Philosophy and psychology seek to answer profound questions about ourselves, our minds, our behaviour, and our place in the social and physical universe.
What makes us happy? Do humans display irrational biases? How can I, a physical being, have thoughts and emotions? How does science progress and can I trust it? By what moral authority does the state rule over me? How should wealth be shared out?
By studying this degree you’ll learn to: read and understand scientific and historical texts; construct and analyse arguments; understand and use a range of research methods; and express your ideas clearly and logically. These skills are relevant to a broad range of career opportunities, including media, marketing, financial and social services, administration and management.

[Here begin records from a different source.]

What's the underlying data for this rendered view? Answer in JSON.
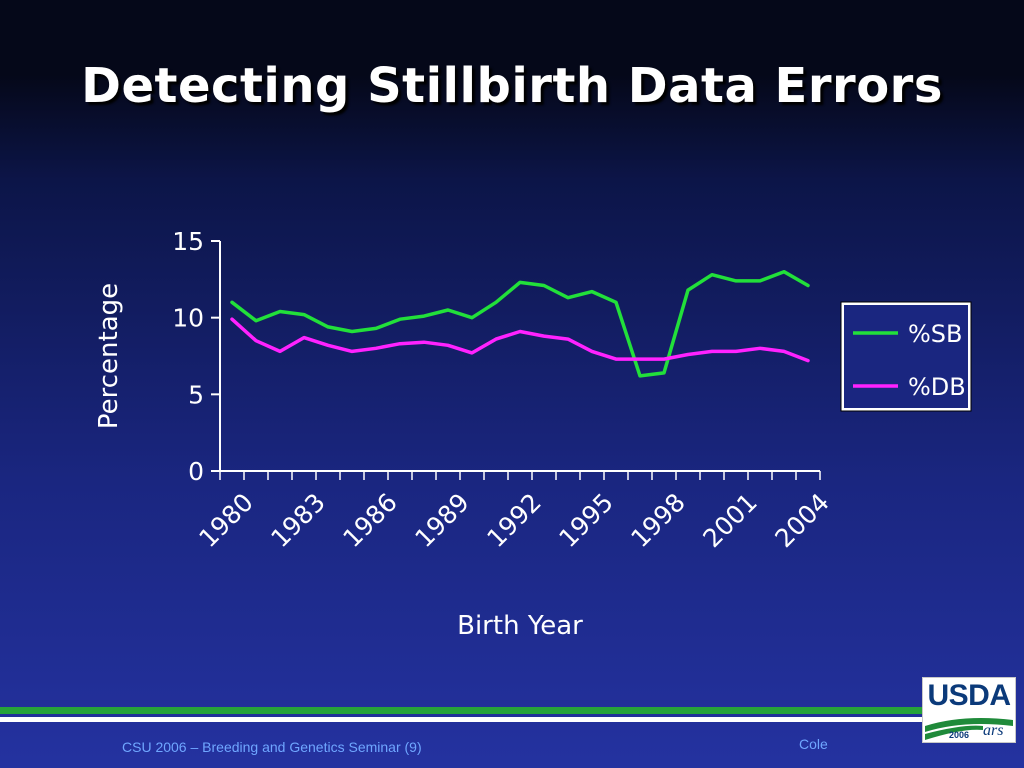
{
  "slide": {
    "title": "Detecting Stillbirth Data Errors",
    "footer_left": "CSU 2006 – Breeding and Genetics Seminar (9)",
    "footer_right": "Cole",
    "logo": {
      "text": "USDA",
      "year": "2006",
      "mark": "ars"
    }
  },
  "chart_data": {
    "type": "line",
    "xlabel": "Birth Year",
    "ylabel": "Percentage",
    "ylim": [
      0,
      15
    ],
    "yticks": [
      0,
      5,
      10,
      15
    ],
    "xtick_labels": [
      "1980",
      "1983",
      "1986",
      "1989",
      "1992",
      "1995",
      "1998",
      "2001",
      "2004"
    ],
    "x": [
      1980,
      1981,
      1982,
      1983,
      1984,
      1985,
      1986,
      1987,
      1988,
      1989,
      1990,
      1991,
      1992,
      1993,
      1994,
      1995,
      1996,
      1997,
      1998,
      1999,
      2000,
      2001,
      2002,
      2003,
      2004
    ],
    "grid": false,
    "legend_position": "right",
    "series": [
      {
        "name": "%SB",
        "color": "#22e03a",
        "values": [
          11.0,
          9.8,
          10.4,
          10.2,
          9.4,
          9.1,
          9.3,
          9.9,
          10.1,
          10.5,
          10.0,
          11.0,
          12.3,
          12.1,
          11.3,
          11.7,
          11.0,
          6.2,
          6.4,
          11.8,
          12.8,
          12.4,
          12.4,
          13.0,
          12.1
        ]
      },
      {
        "name": "%DB",
        "color": "#ff22ff",
        "values": [
          9.9,
          8.5,
          7.8,
          8.7,
          8.2,
          7.8,
          8.0,
          8.3,
          8.4,
          8.2,
          7.7,
          8.6,
          9.1,
          8.8,
          8.6,
          7.8,
          7.3,
          7.3,
          7.3,
          7.6,
          7.8,
          7.8,
          8.0,
          7.8,
          7.2
        ]
      }
    ]
  }
}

Key features of the course
- Investigate profound questions about human minds and behaviour from two complementary perspectives
- Develop clear, logical thinking and communication skills
- Learn to construct and analyse informed, reasoned arguments
- Understand and use a range of research methods
This degree has three stages, each comprising 120 credits.
- At Stage 1 you’ll study two compulsory modules that will introduce you to arts and humanities and the study of psychology.
- Next, in Stage 2, you’ll study two further compulsory modules, one in each of philosophy and psychology.
- Finally, in Stage 3, you’ll study one compulsory philosophy module and choose from two psychology options.
We make all our qualifications as accessible as possible and have a comprehensive range of services to support all our students. The BA (Honours) Philosophy and Psychological Studies uses a variety of study materials and has the following elements:
- studying a mixture of printed and online material – online learning resources may include websites, audio/video media clips, and interactive activities such as online quizzes
- finding external/third party material online
- working in a group with other students
- working with specialist reading material such as works of art and musical manuscripts.
Learning outcomes, teaching and assessment
This qualification develops your learning in four main areas:
- Knowledge and understanding
- Cognitive skills
- Practical and professional skills
- Key skills
The level and depth of your learning gradually increases as you work through the qualification. You’ll be supported throughout by the OU’s unique style of teaching and assessment – which includes a personal tutor to guide and comment on your work; top quality course texts; e-learning resources like podcasts, interactive media and online materials; tutorial groups and community forums.
There are no formal entry requirements for this qualification.
At The Open University we believe education should be open to all, so we provide a high-quality university education to anyone who wishes to realise their ambitions and fulfil their potential.
Even though there are no entry requirements, there are some skills that you'll need to succeed. If you're not quite ready for OU study we can guide you to resources that prepare you, many of which are free.
This degree is relevant to a broad range of careers, including:
- public administration, local government, the civil service, social services
- advertising, journalism, publishing, creative industries, public relations
- education and health
- management and human resources
- police and the law
- business, banking and retail
- charities, campaigning and policy development.